Actually, S Corp shareholders who are active in the business can pay themselves a "reasonable salary", and issue a W-2, and that is earned income. http://www.entrepreneur.com/article/73368 Me and my business partner (who are unrelated) trade futures through an LLC, which are taxed as 60/40 long-term/short-term capital gains, so until the effective tax rate on our profits exceed 7.65% (our effective self-employment tax rate, considering we can deduct the employer's share of the taxes as a business expense), we won't be paying ourselves guaranteed payments (the equivalent of wages for LLC members, since they cannot also legally be employees and receive a W-2), we'll just take distributions.
As I have said, if you have a job, it will be very hard to say you have materially participated in the business.

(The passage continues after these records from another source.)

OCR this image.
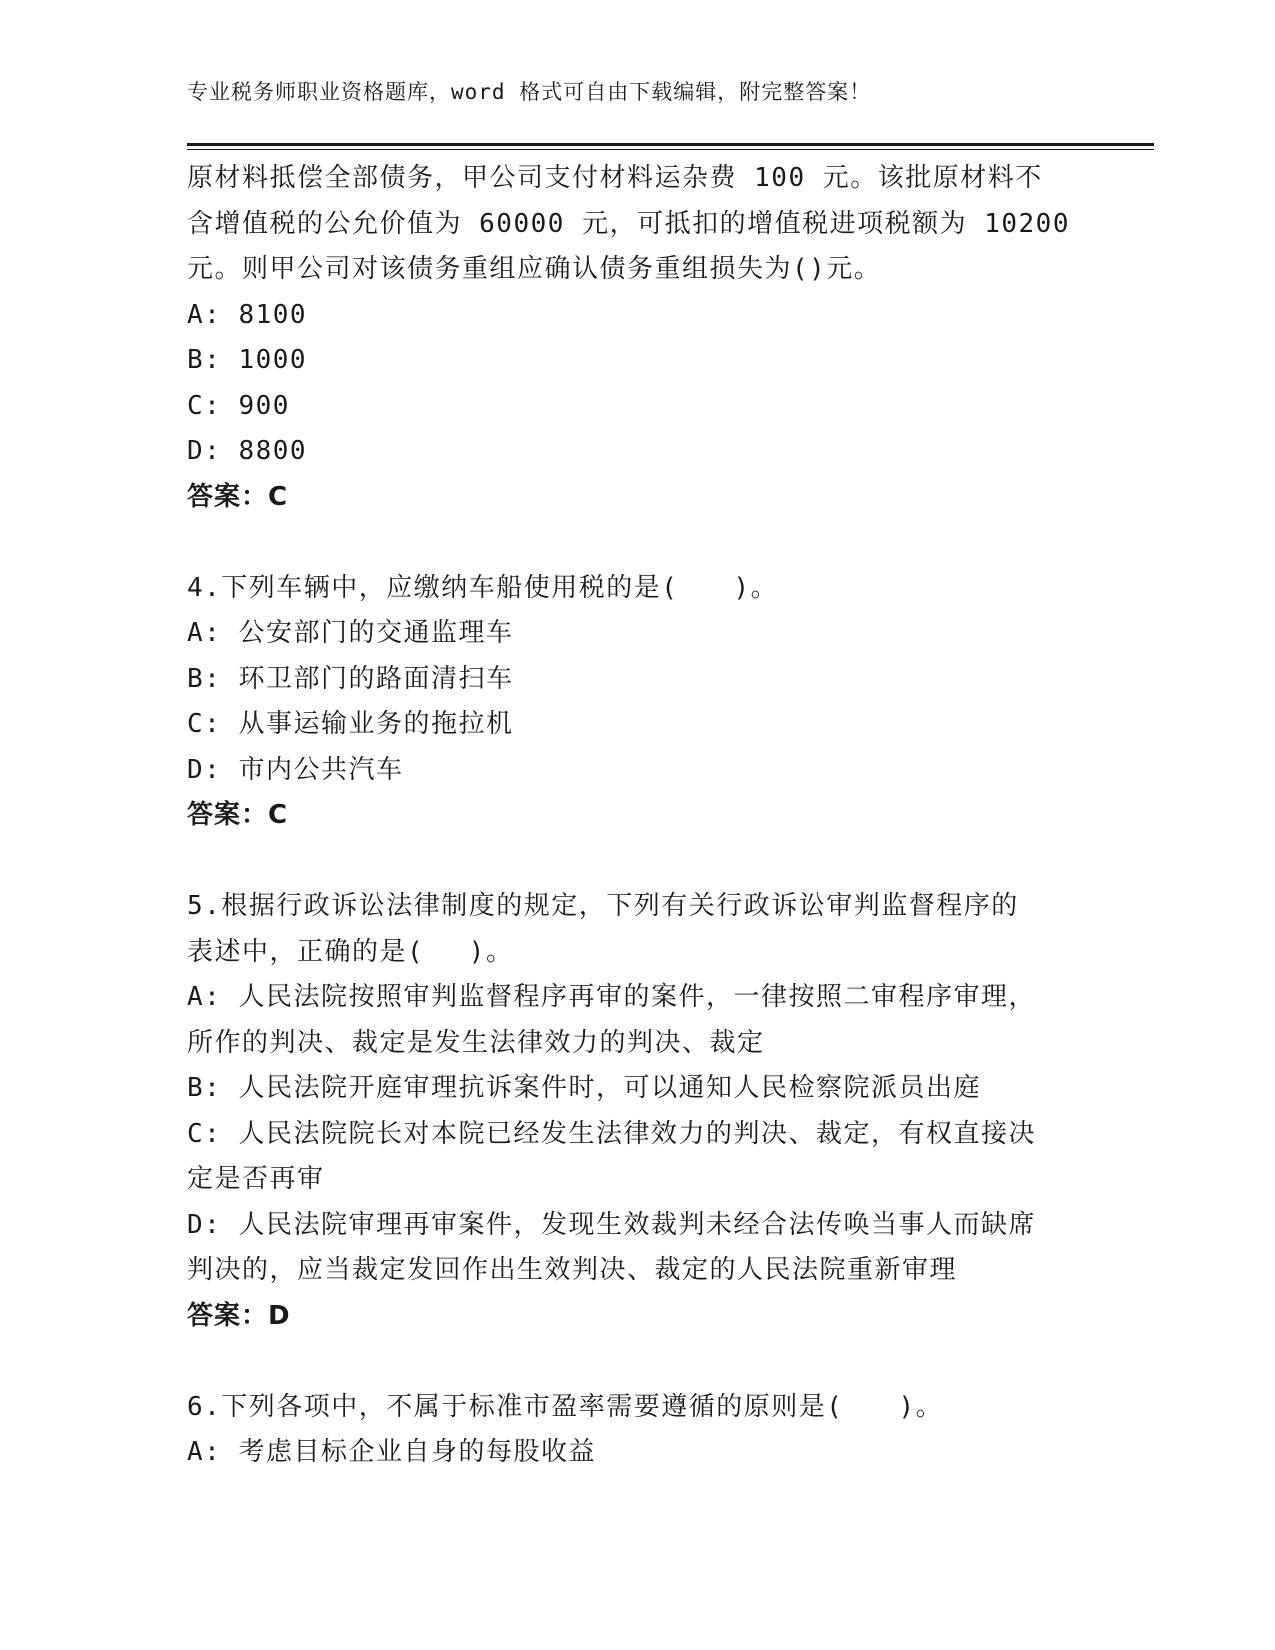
专业税务师职业资格题库，word 格式可自由下载编辑，附完整答案！
原材料抵偿全部债务，甲公司支付材料运杂费 100 元。该批原材料不
含增值税的公允价值为 60000 元，可抵扣的增值税进项税额为 10200
元。则甲公司对该债务重组应确认债务重组损失为()元。
A: 8100
B: 1000
C: 900
D: 8800
答案：C
4.下列车辆中，应缴纳车船使用税的是(　　)。
A: 公安部门的交通监理车
B: 环卫部门的路面清扫车
C: 从事运输业务的拖拉机
D: 市内公共汽车
答案：C
5.根据行政诉讼法律制度的规定，下列有关行政诉讼审判监督程序的
表述中，正确的是(　 )。
A: 人民法院按照审判监督程序再审的案件，一律按照二审程序审理，
所作的判决、裁定是发生法律效力的判决、裁定
B: 人民法院开庭审理抗诉案件时，可以通知人民检察院派员出庭
C: 人民法院院长对本院已经发生法律效力的判决、裁定，有权直接决
定是否再审
D: 人民法院审理再审案件，发现生效裁判未经合法传唤当事人而缺席
判决的，应当裁定发回作出生效判决、裁定的人民法院重新审理
答案：D
6.下列各项中，不属于标准市盈率需要遵循的原则是(　　)。
A: 考虑目标企业自身的每股收益
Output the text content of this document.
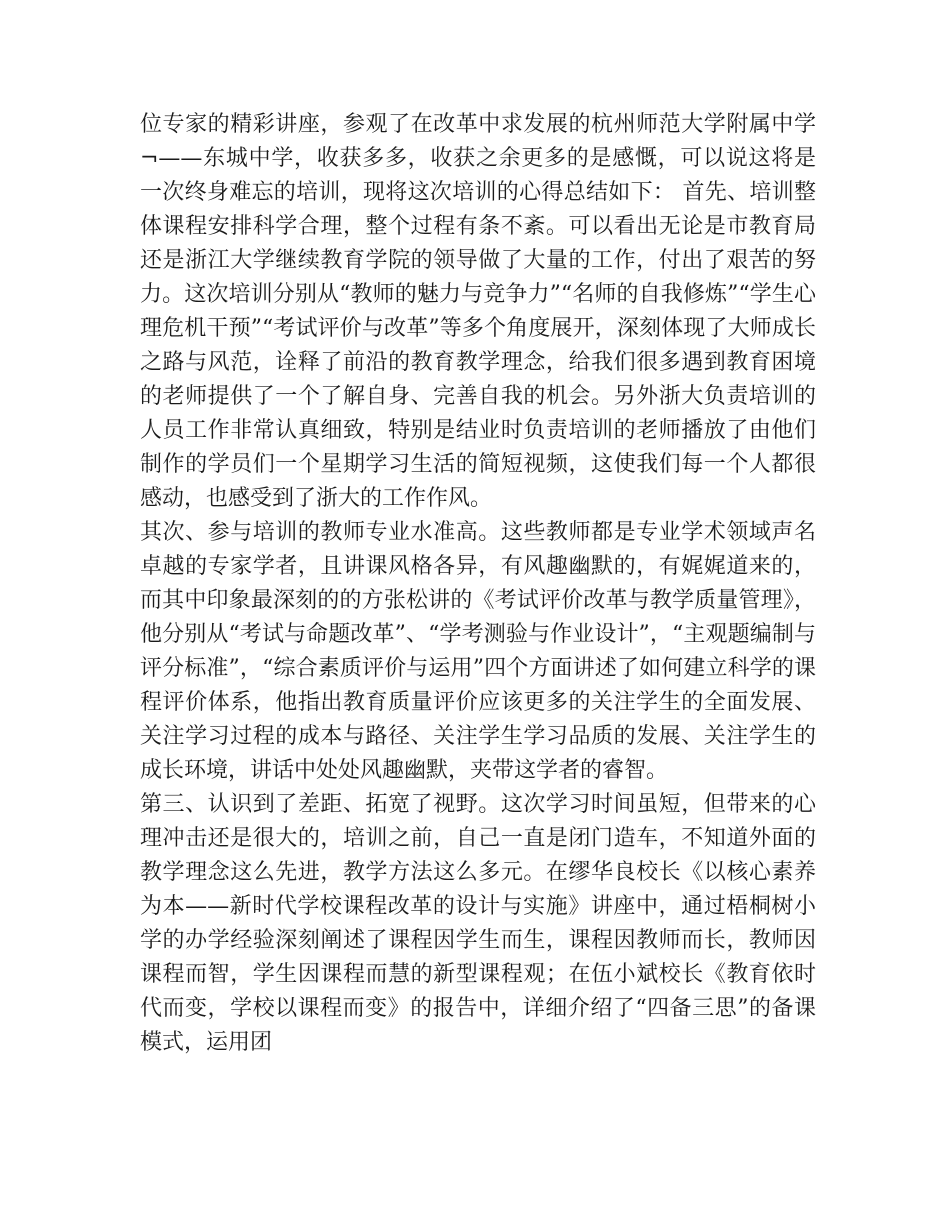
位专家的精彩讲座，参观了在改革中求发展的杭州师范大学附属中学¬——东城中学，收获多多，收获之余更多的是感慨，可以说这将是一次终身难忘的培训，现将这次培训的心得总结如下： 首先、培训整体课程安排科学合理，整个过程有条不紊。可以看出无论是市教育局还是浙江大学继续教育学院的领导做了大量的工作，付出了艰苦的努力。这次培训分别从“教师的魅力与竞争力”“名师的自我修炼”“学生心理危机干预”“考试评价与改革”等多个角度展开，深刻体现了大师成长之路与风范，诠释了前沿的教育教学理念，给我们很多遇到教育困境的老师提供了一个了解自身、完善自我的机会。另外浙大负责培训的人员工作非常认真细致，特别是结业时负责培训的老师播放了由他们制作的学员们一个星期学习生活的简短视频，这使我们每一个人都很感动，也感受到了浙大的工作作风。

其次、参与培训的教师专业水准高。这些教师都是专业学术领域声名卓越的专家学者，且讲课风格各异，有风趣幽默的，有娓娓道来的，而其中印象最深刻的的方张松讲的《考试评价改革与教学质量管理》，他分别从“考试与命题改革”、“学考测验与作业设计”，“主观题编制与评分标准”，“综合素质评价与运用”四个方面讲述了如何建立科学的课程评价体系，他指出教育质量评价应该更多的关注学生的全面发展、关注学习过程的成本与路径、关注学生学习品质的发展、关注学生的成长环境，讲话中处处风趣幽默，夹带这学者的睿智。

第三、认识到了差距、拓宽了视野。这次学习时间虽短，但带来的心理冲击还是很大的，培训之前，自己一直是闭门造车，不知道外面的教学理念这么先进，教学方法这么多元。在缪华良校长《以核心素养为本——新时代学校课程改革的设计与实施》讲座中，通过梧桐树小学的办学经验深刻阐述了课程因学生而生，课程因教师而长，教师因课程而智，学生因课程而慧的新型课程观；在伍小斌校长《教育依时代而变，学校以课程而变》的报告中，详细介绍了“四备三思”的备课模式，运用团
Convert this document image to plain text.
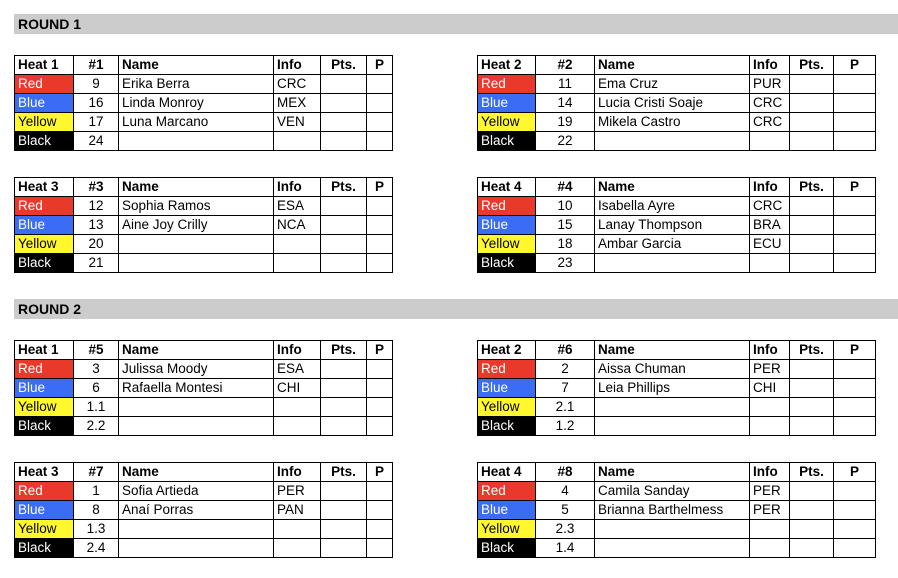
ROUND 1
Heat 1	#1	Name	Info	Pts.	P
Red	9	Erika Berra	CRC		
Blue	16	Linda Monroy	MEX		
Yellow	17	Luna Marcano	VEN		
Black	24				
Heat 2	#2	Name	Info	Pts.	P
Red	11	Ema Cruz	PUR		
Blue	14	Lucia Cristi Soaje	CRC		
Yellow	19	Mikela Castro	CRC		
Black	22				
Heat 3	#3	Name	Info	Pts.	P
Red	12	Sophia Ramos	ESA		
Blue	13	Aine Joy Crilly	NCA		
Yellow	20				
Black	21				
Heat 4	#4	Name	Info	Pts.	P
Red	10	Isabella Ayre	CRC		
Blue	15	Lanay Thompson	BRA		
Yellow	18	Ambar Garcia	ECU		
Black	23				
ROUND 2
Heat 1	#5	Name	Info	Pts.	P
Red	3	Julissa Moody	ESA		
Blue	6	Rafaella Montesi	CHI		
Yellow	1.1				
Black	2.2				
Heat 2	#6	Name	Info	Pts.	P
Red	2	Aissa Chuman	PER		
Blue	7	Leia Phillips	CHI		
Yellow	2.1				
Black	1.2				
Heat 3	#7	Name	Info	Pts.	P
Red	1	Sofia Artieda	PER		
Blue	8	Anaí Porras	PAN		
Yellow	1.3				
Black	2.4				
Heat 4	#8	Name	Info	Pts.	P
Red	4	Camila Sanday	PER		
Blue	5	Brianna Barthelmess	PER		
Yellow	2.3				
Black	1.4				
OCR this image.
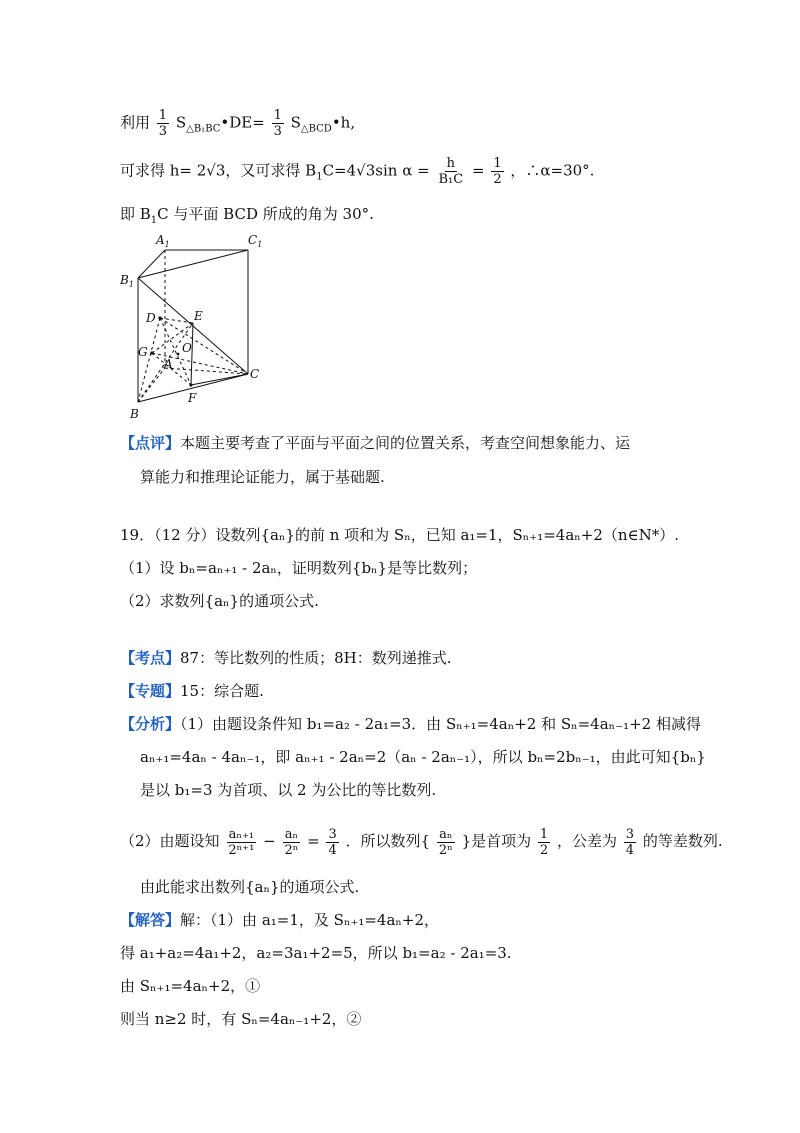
利用 $\frac{1}{3}$ $S_{\triangle B_1BC}•DE= \frac{1}{3}$ $S_{\triangle BCD}•h$,
可求得 h= 2√3，又可求得 $B_1C=4√3\sin$ $\alpha = \frac{h}{\text{B₁C}} = \frac{1}{2}$ ，∴α=30°.
即 $B_1C$ 与平面 BCD 所成的角为 30°.
$A_1$	$C_1$
$B_1$
D	E
G	O
A
C
F
B
【点评】本题主要考查了平面与平面之间的位置关系，考查空间想象能力、运
算能力和推理论证能力，属于基础题.
19．（12 分）设数列{aₙ}的前 n 项和为 Sₙ，已知 a₁=1，Sₙ₊₁=4aₙ+2（n∈N*）.
（1）设 bₙ=aₙ₊₁ - 2aₙ，证明数列{bₙ}是等比数列；
（2）求数列{aₙ}的通项公式.
【考点】87：等比数列的性质；8H：数列递推式.
【专题】15：综合题.
【分析】（1）由题设条件知 b₁=a₂ - 2a₁=3．由 Sₙ₊₁=4aₙ+2 和 Sₙ=4aₙ₋₁+2 相减得
aₙ₊₁=4aₙ - 4aₙ₋₁，即 aₙ₊₁ - 2aₙ=2（aₙ - 2aₙ₋₁），所以 bₙ=2bₙ₋₁，由此可知{bₙ}
是以 b₁=3 为首项、以 2 为公比的等比数列.
（2）由题设知 $\frac{\text{aₙ₊₁}}{\text{2ⁿ⁺¹}} - \frac{\text{aₙ}}{\text{2ⁿ}} = \frac{3}{4}$ ．所以数列{ $\frac{\text{aₙ}}{\text{2ⁿ}}$ }是首项为 $\frac{1}{2}$ ，公差为 $\frac{3}{4}$ 的等差数列.
由此能求出数列{aₙ}的通项公式.
【解答】解：（1）由 a₁=1，及 Sₙ₊₁=4aₙ+2，
得 a₁+a₂=4a₁+2，a₂=3a₁+2=5，所以 b₁=a₂ - 2a₁=3.
由 Sₙ₊₁=4aₙ+2，①
则当 n≥2 时，有 Sₙ=4aₙ₋₁+2，②
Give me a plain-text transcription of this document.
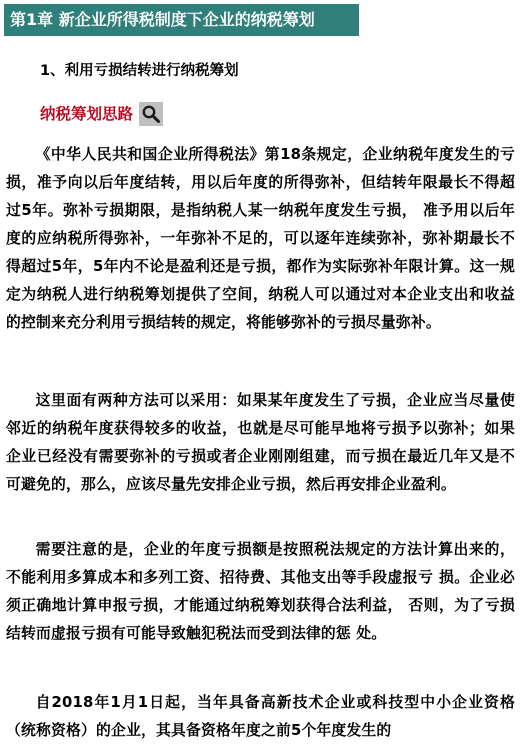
第1章 新企业所得税制度下企业的纳税筹划
1、利用亏损结转进行纳税筹划
纳税筹划思路

《中华人民共和国企业所得税法》第18条规定，企业纳税年度发生的亏损，准予向以后年度结转，用以后年度的所得弥补，但结转年限最长不得超过5年。弥补亏损期限，是指纳税人某一纳税年度发生亏损， 准予用以后年度的应纳税所得弥补，一年弥补不足的，可以逐年连续弥补，弥补期最长不得超过5年，5年内不论是盈利还是亏损，都作为实际弥补年限计算。这一规定为纳税人进行纳税筹划提供了空间，纳税人可以通过对本企业支出和收益的控制来充分利用亏损结转的规定，将能够弥补的亏损尽量弥补。

这里面有两种方法可以采用：如果某年度发生了亏损，企业应当尽量使邻近的纳税年度获得较多的收益，也就是尽可能早地将亏损予以弥补；如果企业已经没有需要弥补的亏损或者企业刚刚组建，而亏损在最近几年又是不可避免的，那么，应该尽量先安排企业亏损，然后再安排企业盈利。

需要注意的是，企业的年度亏损额是按照税法规定的方法计算出来的，不能利用多算成本和多列工资、招待费、其他支出等手段虚报亏 损。企业必须正确地计算申报亏损，才能通过纳税筹划获得合法利益， 否则，为了亏损结转而虚报亏损有可能导致触犯税法而受到法律的惩 处。

自2018年1月1日起，当年具备高新技术企业或科技型中小企业资格（统称资格）的企业，其具备资格年度之前5个年度发生的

Sure, you can claim that and as long as you are not being audited, you are ok. If you are being audited, you have some explaining to do. In a S corp, you will fill this: https://www.irs.gov/pub/irs-access/f6781_accessible.pdf And this will flow to your K1 as long / short term capital gain. You have NO opportunity to classify your profit as "business income". If all you do is trade, your S corp has zero income. No money to pay salary. See an accountant please. Also, employers share of SS tax, while deductible, if a direct expense. You are not "saving" the money.
Yeah, my business is the only work I do. And we do have an accountant, and he'll be doing all this, and our bookkeeping. Armstrong vs Phinney disagrees that investment partnerships can't issue guaranteed payments. http://openjurist.org/394/f2d/661/armstrong-v-r-l-phinney When we reach the level where our effective tax rate on our profits exceeds the self-employment tax rate, we'll form a holding LLC, which wholly owns the trading LLC, and another LLC that hires us and leases our services to the trading LLC.
3 LLCs in California. You must really like paying taxes, accountants and attorneys. Any idea how much it would cost to get the paperwork for this structure able to get member rates on CME?
Actually, I forgot to update my location, I left California last year. My LLC is formed in Delaware, and it's registered and operates in West Virginia.
At least then not totally crazy on the fees but CME will probably push back quite a bit on that structure and you'll go through lots of revisions. Just stick with 1 LLC. If all is going well it will always be better to take distributions rather than a salary.